A mutation in a gene called Syngap1 is known to disrupt early brain development, resulting in various severe cognitive and behavioral disabilities. Research led by 2009 NARSAD Young Investigator Grantee Gavin Rumbaugh, Ph.D., has pinpointed how disability arises by identifying the specific type of developing brain cells—forebrain excitatory neurons—affected by the mutation. The damage to these developing cells creates an ongoing dysfunction that perpetuates disability into adulthood. The new finding opens the way to potential prenatal diagnosis and targeted treatment of Syngap1-induced abnormalities before permanent dysfunction is set into motion.

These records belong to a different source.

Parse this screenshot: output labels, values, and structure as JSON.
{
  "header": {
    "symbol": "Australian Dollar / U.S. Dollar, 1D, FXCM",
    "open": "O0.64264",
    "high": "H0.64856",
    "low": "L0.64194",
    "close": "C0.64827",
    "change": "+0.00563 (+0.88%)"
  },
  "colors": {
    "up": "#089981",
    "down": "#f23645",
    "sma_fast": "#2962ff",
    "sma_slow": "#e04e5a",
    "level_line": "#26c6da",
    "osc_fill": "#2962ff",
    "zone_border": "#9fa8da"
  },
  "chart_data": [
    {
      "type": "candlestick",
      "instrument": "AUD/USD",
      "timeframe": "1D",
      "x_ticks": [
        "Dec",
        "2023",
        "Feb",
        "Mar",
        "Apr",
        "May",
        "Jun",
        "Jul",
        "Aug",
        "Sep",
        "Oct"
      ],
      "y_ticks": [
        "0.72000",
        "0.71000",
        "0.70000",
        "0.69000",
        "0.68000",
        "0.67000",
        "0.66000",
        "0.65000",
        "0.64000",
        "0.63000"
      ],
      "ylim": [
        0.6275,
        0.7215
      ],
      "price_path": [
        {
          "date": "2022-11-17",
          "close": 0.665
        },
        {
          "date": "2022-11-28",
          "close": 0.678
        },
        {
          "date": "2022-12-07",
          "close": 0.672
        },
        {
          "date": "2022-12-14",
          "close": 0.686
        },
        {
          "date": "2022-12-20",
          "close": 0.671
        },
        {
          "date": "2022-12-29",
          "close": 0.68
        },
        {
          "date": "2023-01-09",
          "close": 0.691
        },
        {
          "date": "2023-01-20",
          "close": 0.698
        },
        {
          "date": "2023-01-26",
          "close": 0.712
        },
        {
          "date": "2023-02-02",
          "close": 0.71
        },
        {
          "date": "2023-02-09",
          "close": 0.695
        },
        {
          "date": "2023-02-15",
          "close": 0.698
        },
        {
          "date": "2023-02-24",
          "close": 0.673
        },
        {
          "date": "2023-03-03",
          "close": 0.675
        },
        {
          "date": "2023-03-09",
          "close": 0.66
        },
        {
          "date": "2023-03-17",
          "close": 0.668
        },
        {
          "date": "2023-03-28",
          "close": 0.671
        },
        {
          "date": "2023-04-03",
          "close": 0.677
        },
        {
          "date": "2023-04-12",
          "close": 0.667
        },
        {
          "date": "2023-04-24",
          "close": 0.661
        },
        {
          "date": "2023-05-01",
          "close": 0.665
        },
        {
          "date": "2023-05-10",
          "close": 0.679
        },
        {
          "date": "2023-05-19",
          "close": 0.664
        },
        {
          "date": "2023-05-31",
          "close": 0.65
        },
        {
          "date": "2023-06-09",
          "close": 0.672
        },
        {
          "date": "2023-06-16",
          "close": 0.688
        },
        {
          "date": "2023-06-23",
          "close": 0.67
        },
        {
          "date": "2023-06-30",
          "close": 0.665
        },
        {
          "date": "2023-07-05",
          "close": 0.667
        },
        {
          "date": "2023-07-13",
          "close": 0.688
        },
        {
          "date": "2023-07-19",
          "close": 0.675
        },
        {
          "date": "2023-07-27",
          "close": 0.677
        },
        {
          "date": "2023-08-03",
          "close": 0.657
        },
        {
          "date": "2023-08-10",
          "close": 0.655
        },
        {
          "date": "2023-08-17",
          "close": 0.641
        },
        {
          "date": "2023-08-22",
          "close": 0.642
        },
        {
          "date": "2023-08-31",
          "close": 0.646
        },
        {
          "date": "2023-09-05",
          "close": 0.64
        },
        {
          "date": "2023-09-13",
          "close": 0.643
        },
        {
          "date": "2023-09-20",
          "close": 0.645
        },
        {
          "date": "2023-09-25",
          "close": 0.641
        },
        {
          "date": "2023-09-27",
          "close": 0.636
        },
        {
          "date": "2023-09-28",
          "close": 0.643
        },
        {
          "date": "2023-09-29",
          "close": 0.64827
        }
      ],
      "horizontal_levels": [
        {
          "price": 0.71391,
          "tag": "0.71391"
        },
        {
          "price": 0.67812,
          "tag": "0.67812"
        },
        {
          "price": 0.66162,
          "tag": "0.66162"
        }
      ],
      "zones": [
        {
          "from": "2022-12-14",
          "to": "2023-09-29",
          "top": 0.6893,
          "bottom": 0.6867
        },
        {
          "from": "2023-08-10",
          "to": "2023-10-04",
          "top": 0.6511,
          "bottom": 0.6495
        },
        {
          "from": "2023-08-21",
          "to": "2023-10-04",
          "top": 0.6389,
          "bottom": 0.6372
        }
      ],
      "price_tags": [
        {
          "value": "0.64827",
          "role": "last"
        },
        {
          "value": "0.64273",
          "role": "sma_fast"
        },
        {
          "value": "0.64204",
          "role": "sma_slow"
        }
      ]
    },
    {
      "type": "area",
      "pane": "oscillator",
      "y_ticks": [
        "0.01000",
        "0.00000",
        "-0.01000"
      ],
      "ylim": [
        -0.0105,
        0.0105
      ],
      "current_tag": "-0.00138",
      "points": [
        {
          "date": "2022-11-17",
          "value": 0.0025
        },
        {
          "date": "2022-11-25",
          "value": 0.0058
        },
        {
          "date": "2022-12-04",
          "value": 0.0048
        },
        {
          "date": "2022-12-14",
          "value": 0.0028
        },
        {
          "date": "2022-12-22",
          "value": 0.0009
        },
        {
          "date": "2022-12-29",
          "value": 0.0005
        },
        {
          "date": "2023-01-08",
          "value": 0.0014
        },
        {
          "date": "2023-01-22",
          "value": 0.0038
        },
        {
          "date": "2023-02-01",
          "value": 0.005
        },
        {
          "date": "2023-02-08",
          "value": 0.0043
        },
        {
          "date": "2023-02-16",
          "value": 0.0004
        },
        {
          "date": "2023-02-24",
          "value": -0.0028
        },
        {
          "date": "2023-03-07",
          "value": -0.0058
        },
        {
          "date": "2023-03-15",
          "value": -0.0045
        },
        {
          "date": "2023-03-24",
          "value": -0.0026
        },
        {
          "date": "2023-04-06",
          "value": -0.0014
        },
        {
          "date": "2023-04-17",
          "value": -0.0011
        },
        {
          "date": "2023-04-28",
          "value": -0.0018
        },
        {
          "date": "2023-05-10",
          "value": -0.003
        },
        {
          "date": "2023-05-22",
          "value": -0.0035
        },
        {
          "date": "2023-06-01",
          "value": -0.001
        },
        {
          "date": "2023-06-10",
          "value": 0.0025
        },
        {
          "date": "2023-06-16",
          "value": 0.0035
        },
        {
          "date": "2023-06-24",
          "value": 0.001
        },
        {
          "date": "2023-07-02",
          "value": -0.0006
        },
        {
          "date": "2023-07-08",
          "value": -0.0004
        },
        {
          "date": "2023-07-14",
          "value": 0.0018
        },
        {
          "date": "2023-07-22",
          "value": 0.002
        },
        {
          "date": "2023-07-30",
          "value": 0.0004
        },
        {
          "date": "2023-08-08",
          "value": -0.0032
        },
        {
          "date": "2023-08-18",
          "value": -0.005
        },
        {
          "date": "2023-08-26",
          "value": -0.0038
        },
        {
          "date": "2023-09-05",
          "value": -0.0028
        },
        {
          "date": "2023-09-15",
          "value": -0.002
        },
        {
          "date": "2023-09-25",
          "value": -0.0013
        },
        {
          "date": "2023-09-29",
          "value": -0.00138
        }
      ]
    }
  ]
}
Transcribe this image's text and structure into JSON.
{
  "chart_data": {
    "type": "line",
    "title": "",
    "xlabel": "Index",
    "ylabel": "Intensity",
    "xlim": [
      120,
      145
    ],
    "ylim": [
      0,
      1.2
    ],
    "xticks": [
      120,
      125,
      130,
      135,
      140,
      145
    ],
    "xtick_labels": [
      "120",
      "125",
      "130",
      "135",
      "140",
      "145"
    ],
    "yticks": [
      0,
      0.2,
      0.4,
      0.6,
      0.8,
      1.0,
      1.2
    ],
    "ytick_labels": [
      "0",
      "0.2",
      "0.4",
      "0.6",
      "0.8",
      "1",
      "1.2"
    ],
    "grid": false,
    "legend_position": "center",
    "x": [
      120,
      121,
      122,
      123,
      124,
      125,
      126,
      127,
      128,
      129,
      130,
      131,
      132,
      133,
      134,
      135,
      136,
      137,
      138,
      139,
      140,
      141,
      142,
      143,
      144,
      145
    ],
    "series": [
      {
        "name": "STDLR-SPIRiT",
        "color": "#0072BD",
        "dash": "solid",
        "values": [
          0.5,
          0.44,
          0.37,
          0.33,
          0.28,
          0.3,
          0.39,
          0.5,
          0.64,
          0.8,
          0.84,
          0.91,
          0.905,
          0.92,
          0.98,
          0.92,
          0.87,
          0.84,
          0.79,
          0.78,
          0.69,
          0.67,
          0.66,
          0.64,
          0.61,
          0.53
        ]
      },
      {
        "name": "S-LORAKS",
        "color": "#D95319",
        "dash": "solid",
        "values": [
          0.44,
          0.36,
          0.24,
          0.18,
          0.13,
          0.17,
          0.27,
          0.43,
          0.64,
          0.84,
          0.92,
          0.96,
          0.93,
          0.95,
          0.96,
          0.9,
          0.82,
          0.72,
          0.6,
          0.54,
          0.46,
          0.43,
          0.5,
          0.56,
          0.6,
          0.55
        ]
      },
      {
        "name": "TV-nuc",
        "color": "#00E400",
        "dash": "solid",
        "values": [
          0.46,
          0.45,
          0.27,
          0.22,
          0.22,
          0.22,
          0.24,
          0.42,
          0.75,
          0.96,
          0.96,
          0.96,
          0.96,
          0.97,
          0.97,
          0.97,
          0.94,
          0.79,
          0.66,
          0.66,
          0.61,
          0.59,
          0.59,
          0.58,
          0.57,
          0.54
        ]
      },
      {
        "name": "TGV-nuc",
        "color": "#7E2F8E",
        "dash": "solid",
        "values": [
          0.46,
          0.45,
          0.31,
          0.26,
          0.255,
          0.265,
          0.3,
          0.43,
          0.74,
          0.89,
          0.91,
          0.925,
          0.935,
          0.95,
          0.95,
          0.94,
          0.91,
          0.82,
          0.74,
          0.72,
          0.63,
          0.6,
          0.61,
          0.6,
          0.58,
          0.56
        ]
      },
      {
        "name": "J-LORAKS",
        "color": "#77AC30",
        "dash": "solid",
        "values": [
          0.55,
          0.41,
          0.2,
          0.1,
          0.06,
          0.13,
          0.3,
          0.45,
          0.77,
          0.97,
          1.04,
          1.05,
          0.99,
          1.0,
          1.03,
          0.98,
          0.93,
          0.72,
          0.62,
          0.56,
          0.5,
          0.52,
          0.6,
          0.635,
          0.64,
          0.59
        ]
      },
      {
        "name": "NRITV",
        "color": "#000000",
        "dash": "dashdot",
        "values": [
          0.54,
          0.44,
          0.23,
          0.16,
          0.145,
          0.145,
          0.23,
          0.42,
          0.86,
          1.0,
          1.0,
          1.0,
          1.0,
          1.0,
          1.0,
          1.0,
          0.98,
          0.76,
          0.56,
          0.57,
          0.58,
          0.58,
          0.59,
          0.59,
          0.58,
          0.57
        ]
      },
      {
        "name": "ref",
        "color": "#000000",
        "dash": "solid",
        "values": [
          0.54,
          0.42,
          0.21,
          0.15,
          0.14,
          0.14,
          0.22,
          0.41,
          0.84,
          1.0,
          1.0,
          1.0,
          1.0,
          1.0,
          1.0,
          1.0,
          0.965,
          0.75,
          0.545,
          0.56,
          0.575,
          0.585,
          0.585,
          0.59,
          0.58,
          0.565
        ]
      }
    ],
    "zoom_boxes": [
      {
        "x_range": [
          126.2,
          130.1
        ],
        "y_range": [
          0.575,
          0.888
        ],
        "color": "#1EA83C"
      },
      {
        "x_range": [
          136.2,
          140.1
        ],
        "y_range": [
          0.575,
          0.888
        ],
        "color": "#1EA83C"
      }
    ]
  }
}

The study paper, published online on June 18th in the journal Neuron, noted that Syngap1 is “among the most commonly mutated genes in cases of sporadic intellectual disability. Affected individuals also have a high incidence of childhood seizures and autism spectrum disorder.” Syngap1 mutation has been linked as well to epileptic encephalopathy, a devastating and often fatal form of childhood epilepsy.
The specific excitatory neurons at play are called glutamatergic neurons. In studies with mice models, the researchers found that the problems caused by Syngap1 mutations were restricted to glutamatergic neurons in the forebrain and that removing the Syngap1 mutation from these cells prevented cognitive abnormalities from developing.
"We found a sensitive cell type that is both necessary and sufficient to account for the bulk of the behavioral problems resulting from this mutation," said Dr. Rumbaugh, an Associate Professor in the Department of Neuroscience at The Scripps Research Institute, Florida campus, who worked with a multi-institutional team that included 2012 NARSAD Young Investigator Grantee Xiangmin Xu, Ph.D., of the University of California, Irvine. “Because we found the root biological cause of this genetic brain disorder,” he explained, “we can now shift our research toward developing tailor-made therapies for people affected by Syngap1 mutations.”